IMO scope is the lowest level of granularity in a hierarchy for a measure's value.
If we want a value for higher levels then we roll up.
Cool. What about lower levels?
Cognos does not give any value for lower levels.
I think it's wrong. They mix access with granularity. You do not have access to measures that are not in scope. What the heck? You are taking away my access? For what?
I think the value should just be repeated, propagated down to lower levels.
Let me explain by an example.
Let's say we have an Annual Sales Target that is defined for each year. Our Time Dimension has the usual levels: Year, Month, Date
It wouldn't make sense to associate a value of Sales Target with the Date or Month level.
- every day or month would have the same value
- it is an annual target, we need to compare it with a year's worth of sales anyways
- how would we roll it up for a year?
Right.
Now what if I ask the question: What was the annual sales target on Jan 23, 2008?
Cognos won't supply a value.
Is this question meaningful? We need to roll-up the sales for an entire year before we can do anything meaningful, don't we? So we don't really need a value at the day level... do we?
How about this: for each day I want to calculate the rolling-total of sales for 365 days back in time; and then compare that with the annual sales target. So as the year progresses I'd have some idea if I'm on track. Now that would make sense!
Unfortunately Cognos doesn't work like this.

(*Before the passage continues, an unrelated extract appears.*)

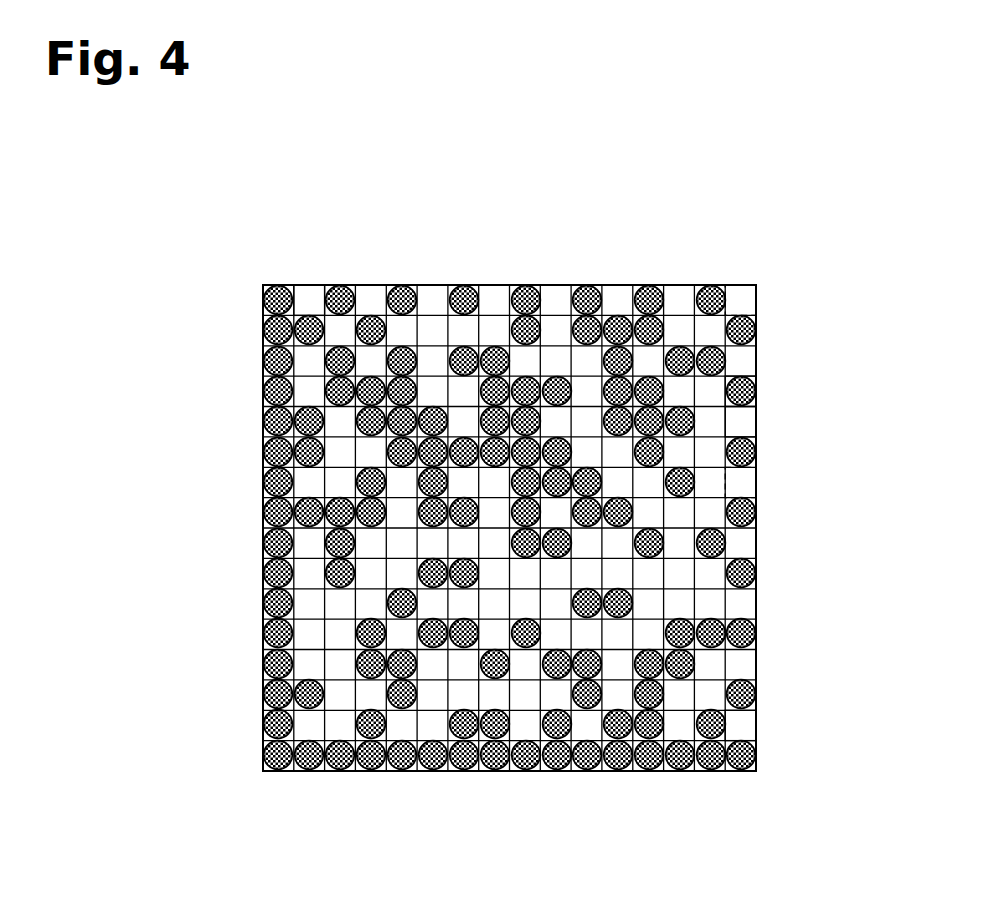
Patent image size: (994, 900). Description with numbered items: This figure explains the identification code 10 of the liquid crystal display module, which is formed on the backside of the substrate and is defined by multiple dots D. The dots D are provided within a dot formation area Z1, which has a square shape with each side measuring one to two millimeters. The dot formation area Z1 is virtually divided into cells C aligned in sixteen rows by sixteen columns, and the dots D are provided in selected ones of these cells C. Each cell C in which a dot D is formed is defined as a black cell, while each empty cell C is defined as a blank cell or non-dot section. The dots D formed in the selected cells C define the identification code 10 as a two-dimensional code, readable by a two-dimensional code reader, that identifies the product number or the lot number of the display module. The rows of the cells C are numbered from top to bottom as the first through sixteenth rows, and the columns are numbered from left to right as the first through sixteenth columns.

Moving the Annual Sales target to the lower levels in scope is a bad idea - remember our reasons for putting it at the year level?
Tip:
When you need a value at a lower level than its scope you can use a tuple(), parent() and currentMember() to get the value
e.g. this expression would work at the day level:
tuple([Annual Sales Target], parent(parent(currentMember([Time Dimension]))))
I like Python's philosophy: discourage bad behavior but do not prevent it.
Why are they preventing me from accessing the value from a higher level? Let me decide if it makes sense to use it!